The signals are there. For several months, we have observed numerous spots on the surface of our star, sometimes visible to the naked eye. It is at the level of these spots that the eruptions take place. Since the end of February, polar auroras, caused by solar storms, have also been seen at very low latitudes, notably in France. And on July 3, the biggest solar storm in the last 20 years caused a brief radio blackout in North America.
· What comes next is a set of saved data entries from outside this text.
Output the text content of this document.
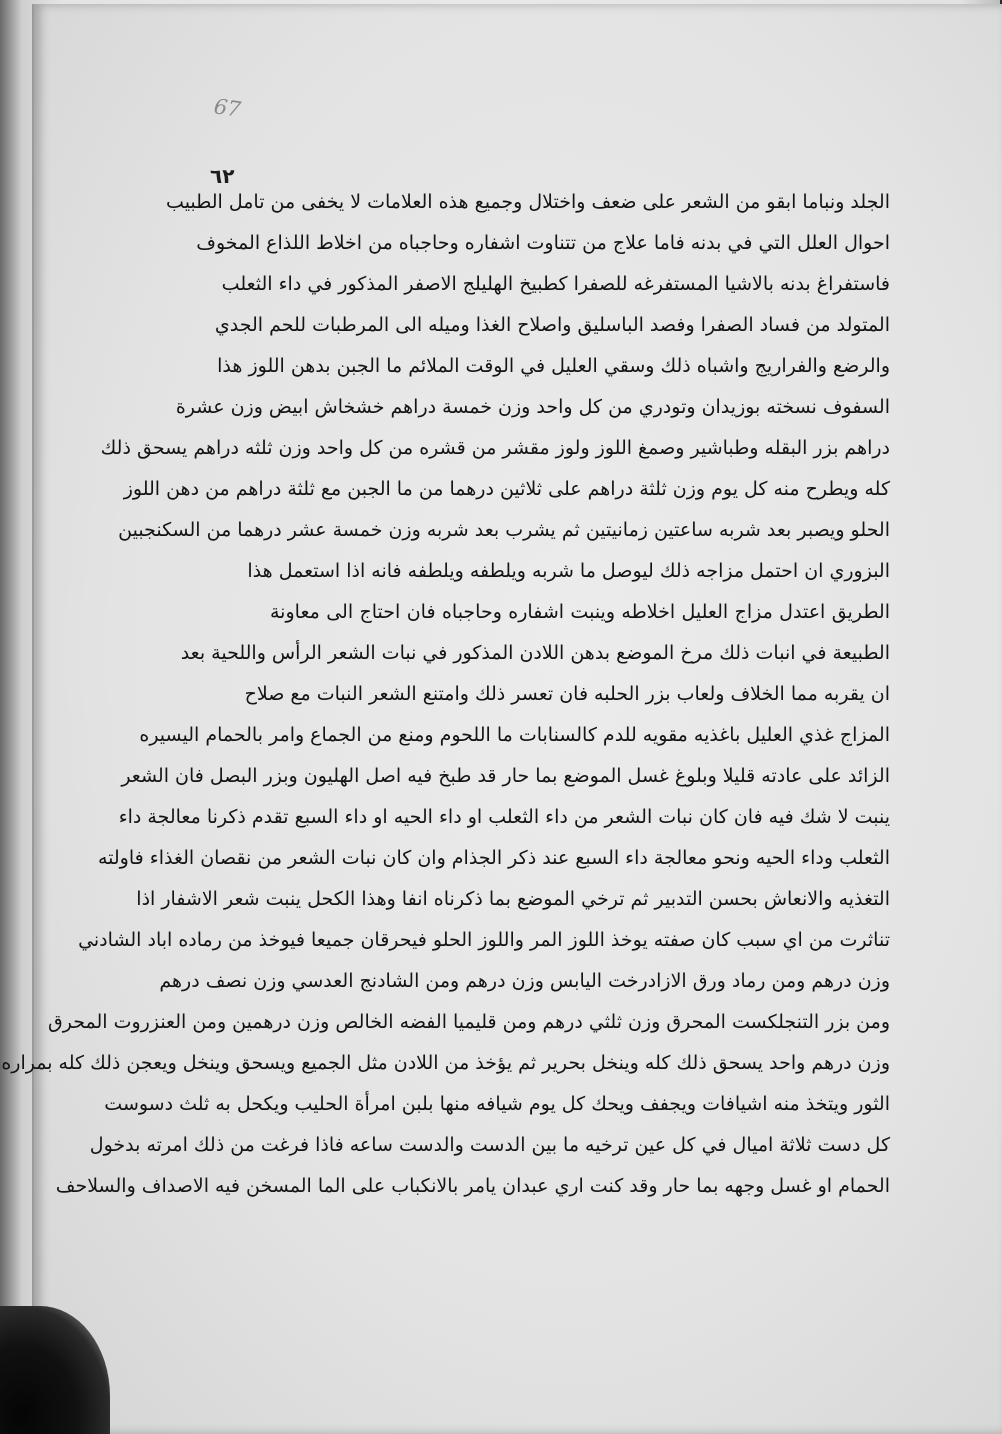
67
٦٢
الجلد ونباما ابقو من الشعر على ضعف واختلال وجميع هذه العلامات لا يخفى من تامل الطبيب
احوال العلل التي في بدنه فاما علاج من تتناوت اشفاره وحاجباه من اخلاط اللذاع المخوف
فاستفراغ بدنه بالاشيا المستفرغه للصفرا كطبيخ الهليلج الاصفر المذكور في داء الثعلب
المتولد من فساد الصفرا وفصد الباسليق واصلاح الغذا وميله الى المرطبات للحم الجدي
والرضع والفراريج واشباه ذلك وسقي العليل في الوقت الملائم ما الجبن بدهن اللوز هذا
السفوف نسخته بوزيدان وتودري من كل واحد وزن خمسة دراهم خشخاش ابيض وزن عشرة
دراهم بزر البقله وطباشير وصمغ اللوز ولوز مقشر من قشره من كل واحد وزن ثلثه دراهم يسحق ذلك
كله ويطرح منه كل يوم وزن ثلثة دراهم على ثلاثين درهما من ما الجبن مع ثلثة دراهم من دهن اللوز
الحلو ويصبر بعد شربه ساعتين زمانيتين ثم يشرب بعد شربه وزن خمسة عشر درهما من السكنجبين
البزوري ان احتمل مزاجه ذلك ليوصل ما شربه ويلطفه ويلطفه فانه اذا استعمل هذا
الطريق اعتدل مزاج العليل اخلاطه وينبت اشفاره وحاجباه فان احتاج الى معاونة
الطبيعة في انبات ذلك مرخ الموضع بدهن اللادن المذكور في نبات الشعر الرأس واللحية بعد
ان يقربه مما الخلاف ولعاب بزر الحلبه فان تعسر ذلك وامتنع الشعر النبات مع صلاح
المزاج غذي العليل باغذيه مقويه للدم كالسنابات ما اللحوم ومنع من الجماع وامر بالحمام اليسيره
الزائد على عادته قليلا وبلوغ غسل الموضع بما حار قد طبخ فيه اصل الهليون وبزر البصل فان الشعر
ينبت لا شك فيه فان كان نبات الشعر من داء الثعلب او داء الحيه او داء السبع تقدم ذكرنا معالجة داء
الثعلب وداء الحيه ونحو معالجة داء السبع عند ذكر الجذام وان كان نبات الشعر من نقصان الغذاء فاولته
التغذيه والانعاش بحسن التدبير ثم ترخي الموضع بما ذكرناه انفا وهذا الكحل ينبت شعر الاشفار اذا
تناثرت من اي سبب كان صفته يوخذ اللوز المر واللوز الحلو فيحرقان جميعا فيوخذ من رماده اباد الشادني
وزن درهم ومن رماد ورق الازادرخت اليابس وزن درهم ومن الشادنج العدسي وزن نصف درهم
ومن بزر التنجلكست المحرق وزن ثلثي درهم ومن قليميا الفضه الخالص وزن درهمين ومن العنزروت المحرق
وزن درهم واحد يسحق ذلك كله وينخل بحرير ثم يؤخذ من اللادن مثل الجميع ويسحق وينخل ويعجن ذلك كله بمراره
الثور ويتخذ منه اشيافات ويجفف ويحك كل يوم شيافه منها بلبن امرأة الحليب ويكحل به ثلث دسوست
كل دست ثلاثة اميال في كل عين ترخيه ما بين الدست والدست ساعه فاذا فرغت من ذلك امرته بدخول
الحمام او غسل وجهه بما حار وقد كنت اري عبدان يامر بالانكباب على الما المسخن فيه الاصداف والسلاحف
But if scientists agree that the Sun should reach a peak of activity within a few months, it is nevertheless impossible to predict where and when exactly the next eruptions will take place, if they will affect the Earth, for how long they will last (a few hours or several days) and what their intensity will be.
What consequences?
However, the most extreme ones are likely to damage satellites. By bombarding the ionosphere with energetic and ionized particles, they also increase its density which can deflect, slow down or absorb satellite signals and therefore deprive planes and ships, in particular, of GPS, which is extremely dangerous. Not to mention that people in a plane in flight during a solar storm can find themselves exposed to high doses of radiation.
“Today the networks are interconnected, if part of the European network falls for example, this will cause a transfer of demand to the rest, which will find itself overloaded and risks falling in turn”
Another risk is that “these eruptions are sources of intense electrical currents and generate counter-reaction currents on the Earth’s surface,” explains Aurélie Marchaudon. When these countercurrents are located at the level of the earth’s crust, which is not very conductive, it is not serious. But if they touch our electrical installations, they can trip or destroy transformers, like in 1989 in Quebec. “And today the networks are interconnected, if part of the European network falls, for example, this will cause a transfer of demand to the rest, which will find itself overloaded and risks falling in turn,” comments -She.
“Never seen scale”
Although it is not possible to predict eruptions, there are still tools available to study the sun and detect an eruption when it occurs. These generally take several hours to reach Earth, this gives time to temporarily turn off the satellites, or to ground planes in the area where the eruption will strike, as was the case in November 2015 in Sweden. As for the electricity network, on the other hand… “We cannot turn it off throughout the world in a few hours,” emphasizes Aurélie Marchaudon.
But to see a solar flare capable of creating disturbances across the entire planet, we have to go back to 1859. “The Carrington event”, named following the astronomer who observed it, had then greatly disrupted telecommunications. . As for the most violent eruption known, it dates back 14,300 years. In a study published on October 9, scientists explain having discovered in the rings of subfossil trees found in the French Alps an overdose of cosmic radiation from a storm of “never before seen magnitude”. However, “such a storm today would be catastrophic for our modern technological society,” they warn.